I don't agree with your view of superheros. I think they work as a metaphor of any person brave enough to stand up to evil. People never imagine they are the powerless population. The films focus on the heros and people personify with them - it's inspirational. There has also been a big stress on heros needing to team up lately. The movies did nothing wrong. I agree with everything else though.

[–] [email protected] 8 points 1 week ago (1 children)

Super heroes are an individualist power fantasy. In the real world , real power comes from groups and collective action. Super hero stories imagine a world where the power to do good resides in the individual.

I believe it's a reaction to our powerlessness in the face of things like this.

[–] [email protected] 3 points 1 week ago (1 children)

But even to take action in a group, you have to make the individual decision to join. You have to chose for yourself, which takes individual bravery, because even if you're part of a group, the responsibility and potential repercussions will be yours to deal with. A group always consists of individual people. I read superhero stories as stories about finding the bravery in yourself (the superpower) to go and join the good cause despite the terrible danger.

[–] [email protected] 1 points 1 week ago* (last edited 1 week ago) (1 children)

I agree with what you're saying, philosophically. A group is just a framework we put around individuals. That's how it works in the real world.

But the idea of being able to have an impact on my own has a special appeal for me personally. It's not a practical thing, which is why it's escapism.

[–] [email protected] 2 points 1 week ago* (last edited 1 week ago)

You can have impact personally. That's why many people hesitate to join a group and actually do something - they don't understand only if they are personally active they can matter. Not doing anything because a person feels like activity is not realistic makes people resigned and idle.

Edit: I do understand your feeling of needing to have an impact. It's important to understand what kind of activity is worth devoting ones self to. I personally feel motivated to be active when I watch superhero movies, so I guess it can have different effects on different people. As always, things are not black and white.

[–] [email protected] 6 points 1 week ago

I think superhero movies, as well all the many movies where a team of misfits overcome their difficulties to save the day when the USA faces disaster, are just American self-mythologizing. Americans like stories that show how deep down they are strong and sensible and when the chips are down they come together as a team to take care of the world, but in reality they're not that at all. The problem is they believe their own myths.

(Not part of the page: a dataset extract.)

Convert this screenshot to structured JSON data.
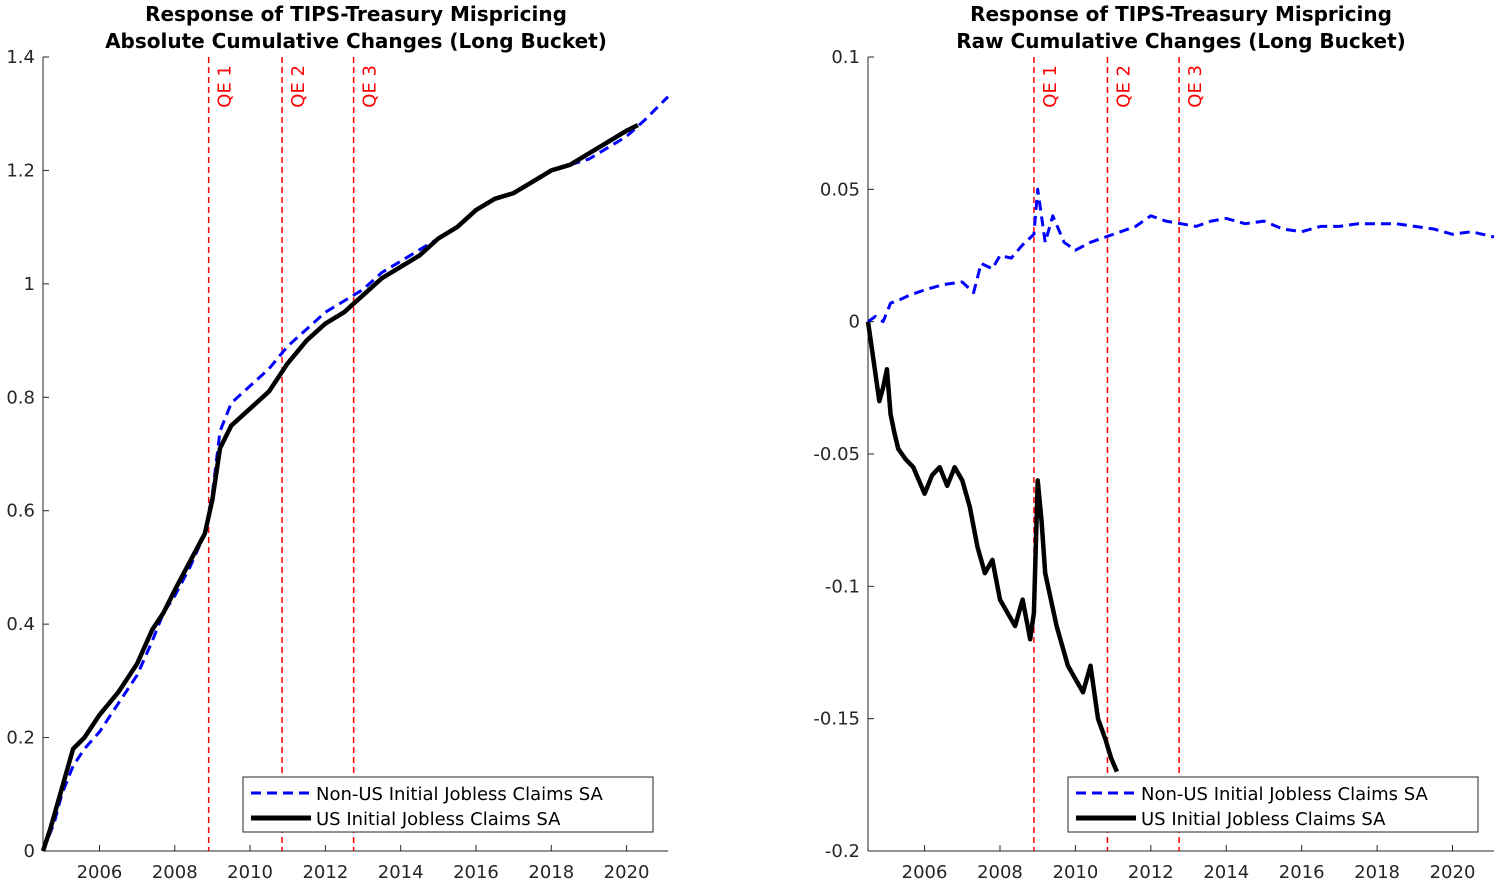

[–] [email protected] 2 points 1 week ago

My question was rhetorical but yeah, magats are fucking losers and the dnc is fucking impotent

[–] [email protected] 2 points 1 week ago (1 children)

Telling people not to let the Republicans get the trifecta?

That's really all that needed to happen.

[–] [email protected] 1 points 1 week ago

I’m referring more to the people who are taken by surprise that all this is happening like in the headline

[–] [email protected] 15 points 1 week ago

No, not quite "won't return anyone even if they're innocent". It's more old-school witch hunt circular logic than that. It's "if they're in the prison, it's because they're a terrorist, and I will never let a terrorist free".